Section 4: Financials
- Quantify the value of the DI often
- Look for value in areas outside the formal DI project
- Chargeback introduces complexities in DI project management
Having the money for a data warehouse project is a nice thing. It gives you the capability to hire people, buy technology, and carve-out some time to build the system. However, having the money also brings with it some pretty demanding responsibilities and challenges.
The first challenge is keeping the money. A DI project is like any other initiative within the organization. It should always be remembered that financial approval without real sponsorship will only get the project so far.
A DI project must also have a good Return On Investment (ROI) if it is to be justified. "Approved" capital can evaporate rather quickly in most organizations if a better justified project comes along. Most DI project managers perform some high-level ROI in order to get the initial funding, and then forget about doing any further ROI analysis. This is a mistake.

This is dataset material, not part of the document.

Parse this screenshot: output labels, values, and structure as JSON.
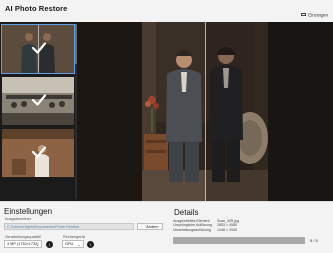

While ROI's aren't everything, they are still something. Previous sections have covered the many things that can happen which will cause you to lose the money to build the DI, regardless of the ROI. However, a savvy DI project manager will have a well-defined ROI analysis performed as part of the DI project, because proving that you are actually delivering the ROI that you said you would is an effective way to keep the project capital. It is not as hard to do as most people think. The key is to identify the specific detailed things that end-users will use the DI for, and then quantify the cost/benefit of doing that with the DW versus without the DW. Maybe the benefit is cost savings, or additional revenue, or reduced manual effort (i.e. headcount), or improved customer service, or increased product sales, etc. The potential benefits of DW systems are huge for most organizations, if the right requirements are identified, and if the system is implemented correctly.
The ROI activity is valuable from two perspectives. First, it forces the DI team to work with the end-users in defining specific uses for the DI. This information helps define and articulate detailed requirements, and provides test cases to test the system later on. From a secondary perspective, it helps get the users committed to the project. If they said that they would get XYZ benefit from the DI system, then they will be motivated to ensure that the system delivers that benefit.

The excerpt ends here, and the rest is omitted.